I have implemented NAG following this tutorial
http://cs231n.github.io/neural-networks-3/#ada
It works, in fact with mu = 0.95 I get a good speed-up in learning compared to standard gradient descent, but I am not sure I implemented it correctly. I have a doubt about the gradient estimate I am using.
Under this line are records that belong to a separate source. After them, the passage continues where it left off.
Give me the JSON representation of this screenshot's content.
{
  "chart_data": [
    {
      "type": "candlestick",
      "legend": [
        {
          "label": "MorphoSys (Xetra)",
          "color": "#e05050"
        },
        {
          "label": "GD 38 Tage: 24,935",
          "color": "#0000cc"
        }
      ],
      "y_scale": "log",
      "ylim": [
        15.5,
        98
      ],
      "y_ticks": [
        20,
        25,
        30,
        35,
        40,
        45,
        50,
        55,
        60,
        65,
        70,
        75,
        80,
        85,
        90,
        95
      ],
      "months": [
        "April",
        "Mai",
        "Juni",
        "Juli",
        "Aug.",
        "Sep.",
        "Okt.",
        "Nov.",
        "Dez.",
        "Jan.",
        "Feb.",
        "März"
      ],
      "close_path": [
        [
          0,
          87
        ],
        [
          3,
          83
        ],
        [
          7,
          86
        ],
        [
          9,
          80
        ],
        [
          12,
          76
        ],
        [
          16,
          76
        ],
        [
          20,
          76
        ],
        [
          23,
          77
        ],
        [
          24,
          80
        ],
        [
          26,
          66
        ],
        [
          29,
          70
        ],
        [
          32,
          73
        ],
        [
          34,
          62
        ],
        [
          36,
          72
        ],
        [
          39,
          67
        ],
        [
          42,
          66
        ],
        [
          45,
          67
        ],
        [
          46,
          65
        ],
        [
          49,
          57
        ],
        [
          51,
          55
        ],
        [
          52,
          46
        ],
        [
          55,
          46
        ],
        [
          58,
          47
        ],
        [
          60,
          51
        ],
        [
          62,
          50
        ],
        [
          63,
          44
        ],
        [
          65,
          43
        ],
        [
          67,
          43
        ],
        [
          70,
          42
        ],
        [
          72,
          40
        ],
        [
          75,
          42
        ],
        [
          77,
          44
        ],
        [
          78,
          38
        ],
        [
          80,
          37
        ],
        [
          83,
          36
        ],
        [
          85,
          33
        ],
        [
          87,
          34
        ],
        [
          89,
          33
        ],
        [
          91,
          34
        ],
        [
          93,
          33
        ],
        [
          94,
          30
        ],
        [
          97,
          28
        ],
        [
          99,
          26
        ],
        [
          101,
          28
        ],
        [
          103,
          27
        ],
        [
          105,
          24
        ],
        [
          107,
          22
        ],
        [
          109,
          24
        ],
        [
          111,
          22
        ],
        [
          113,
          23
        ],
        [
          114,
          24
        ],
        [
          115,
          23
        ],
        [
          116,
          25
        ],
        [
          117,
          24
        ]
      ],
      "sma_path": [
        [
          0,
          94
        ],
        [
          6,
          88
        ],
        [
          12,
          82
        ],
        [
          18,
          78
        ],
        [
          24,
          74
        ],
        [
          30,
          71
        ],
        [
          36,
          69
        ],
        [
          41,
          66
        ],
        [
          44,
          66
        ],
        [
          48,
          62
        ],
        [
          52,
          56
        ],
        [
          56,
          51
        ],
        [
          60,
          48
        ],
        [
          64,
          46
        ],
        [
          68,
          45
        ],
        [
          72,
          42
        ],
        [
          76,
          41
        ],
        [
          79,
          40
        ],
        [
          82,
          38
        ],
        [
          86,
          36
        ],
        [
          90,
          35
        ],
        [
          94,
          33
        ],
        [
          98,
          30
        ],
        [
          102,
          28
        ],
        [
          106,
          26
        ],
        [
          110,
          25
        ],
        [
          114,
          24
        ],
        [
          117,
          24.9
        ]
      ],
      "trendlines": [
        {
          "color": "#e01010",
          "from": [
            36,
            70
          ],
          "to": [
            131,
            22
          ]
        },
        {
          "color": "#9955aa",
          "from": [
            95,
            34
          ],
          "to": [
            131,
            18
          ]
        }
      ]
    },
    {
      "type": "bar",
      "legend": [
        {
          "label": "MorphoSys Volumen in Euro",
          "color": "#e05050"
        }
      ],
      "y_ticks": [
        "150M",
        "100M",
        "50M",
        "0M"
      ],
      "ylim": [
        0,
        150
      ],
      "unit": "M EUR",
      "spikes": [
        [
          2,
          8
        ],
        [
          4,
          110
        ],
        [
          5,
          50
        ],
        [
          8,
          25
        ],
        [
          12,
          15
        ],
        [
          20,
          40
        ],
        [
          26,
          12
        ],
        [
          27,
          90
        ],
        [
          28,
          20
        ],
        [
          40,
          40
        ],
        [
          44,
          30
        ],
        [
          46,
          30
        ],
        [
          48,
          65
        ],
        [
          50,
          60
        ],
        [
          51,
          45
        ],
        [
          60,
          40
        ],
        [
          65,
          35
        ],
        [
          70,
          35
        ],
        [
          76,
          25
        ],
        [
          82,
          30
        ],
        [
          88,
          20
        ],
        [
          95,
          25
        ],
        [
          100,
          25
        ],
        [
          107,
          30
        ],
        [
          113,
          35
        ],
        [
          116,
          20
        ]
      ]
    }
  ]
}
This is the matlab code:
% backup previous velocity
vb_prev = nn.vb{l};
vW_prev = nn.vW{l};
% update velocity with adapted learning rates
nn.vb{l} = nn.mu*vb_prev - lrb.*nn.db{l};
nn.vW{l} = nn.mu*vW_prev - lrW.*nn.dW{l};
%update weights and biases
nn.b{l} = nn.b{l} - nn.mu*vb_prev + (1 + nn.mu)*nn.vb{l};
nn.W{l} = nn.W{l} - nn.mu*vW_prev + (1 + nn.mu)*nn.vW{l};
which is exactly what is written in the tutorial. db and dW are my gradient estimates, but I am not sure if they are correct since I estimate them at W, not at W_ahead = W + mu*v.
Should I change something before forward and back-propagation to have a different gradient estimate? Or is NAG correct like this?
It works, but I would like to have a correct implementation of NAG.
Any help is appreciated, thank you very much!